Psychiatrists, or physicians trained to diagnose and treat mental and emotional problems, usually prescribe and monitor psychiatric medication. Other physicians such as internists, family practitioners, gynecologists, and pediatricians may also prescribe psychiatric medications. Your physician may also consult with or recommend you to a psychiatrist for diagnosis and treatment. A psychiatrist or other physician might also recommend that you meet with a counselor. Counseling and medication, when used together, facilitate a return to health and well-being.
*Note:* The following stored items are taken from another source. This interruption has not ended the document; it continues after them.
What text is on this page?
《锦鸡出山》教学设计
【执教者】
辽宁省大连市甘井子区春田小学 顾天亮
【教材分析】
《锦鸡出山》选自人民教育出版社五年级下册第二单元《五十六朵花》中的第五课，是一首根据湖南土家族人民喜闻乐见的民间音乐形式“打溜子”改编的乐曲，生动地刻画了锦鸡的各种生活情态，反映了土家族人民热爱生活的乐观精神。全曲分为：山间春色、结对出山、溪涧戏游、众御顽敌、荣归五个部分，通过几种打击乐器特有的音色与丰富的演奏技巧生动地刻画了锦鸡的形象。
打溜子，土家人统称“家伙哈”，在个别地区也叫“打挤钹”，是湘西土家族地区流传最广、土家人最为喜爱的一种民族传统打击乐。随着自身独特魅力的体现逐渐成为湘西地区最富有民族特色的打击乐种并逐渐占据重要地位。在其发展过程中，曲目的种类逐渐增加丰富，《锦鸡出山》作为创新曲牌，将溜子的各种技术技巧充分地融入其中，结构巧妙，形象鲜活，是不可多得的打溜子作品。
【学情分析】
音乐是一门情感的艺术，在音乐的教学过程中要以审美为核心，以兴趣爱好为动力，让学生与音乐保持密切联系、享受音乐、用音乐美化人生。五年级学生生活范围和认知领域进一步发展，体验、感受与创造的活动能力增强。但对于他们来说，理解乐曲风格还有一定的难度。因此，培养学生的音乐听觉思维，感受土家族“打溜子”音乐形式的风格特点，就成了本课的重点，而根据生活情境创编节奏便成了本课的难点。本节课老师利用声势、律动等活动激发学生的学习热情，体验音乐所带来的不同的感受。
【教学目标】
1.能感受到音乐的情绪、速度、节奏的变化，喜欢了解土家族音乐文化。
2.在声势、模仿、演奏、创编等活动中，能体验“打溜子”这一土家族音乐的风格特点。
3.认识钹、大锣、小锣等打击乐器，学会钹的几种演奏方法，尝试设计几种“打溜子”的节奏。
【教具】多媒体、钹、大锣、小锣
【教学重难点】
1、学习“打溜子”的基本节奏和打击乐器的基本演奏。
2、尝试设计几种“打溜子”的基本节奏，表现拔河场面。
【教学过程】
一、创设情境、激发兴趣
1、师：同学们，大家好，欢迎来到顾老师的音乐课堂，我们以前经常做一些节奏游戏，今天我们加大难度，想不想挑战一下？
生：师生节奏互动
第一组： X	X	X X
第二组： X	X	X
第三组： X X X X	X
Working with a Psychiatrist or Other Physician

When you consult with a psychiatrist or other physician to determine if psychotropic medication is appropriate for you, make sure he or she answers the following questions:

  • What is the diagnosis, and why does he or she recommend a particular medication?
  • What symptoms relief can you expect and when?
  • What should you do if you happen to miss a dose?
  • What are common side effects, and how long will they last?
  • What should you do if you experience an adverse reaction such as rash, severe headache, nausea, vomiting, or breathing difficulties.
  • What initial and ongoing medical tests and/or lab work are required?
  • How long will you be on medication, and how do you discontinue or taper off the drug?
  • Will you need to restrict routine activities or diet?
  • How should you follow up with medication appointments and treatment sessions?
  • How much will your medication cost? Are there ways to defray the cost?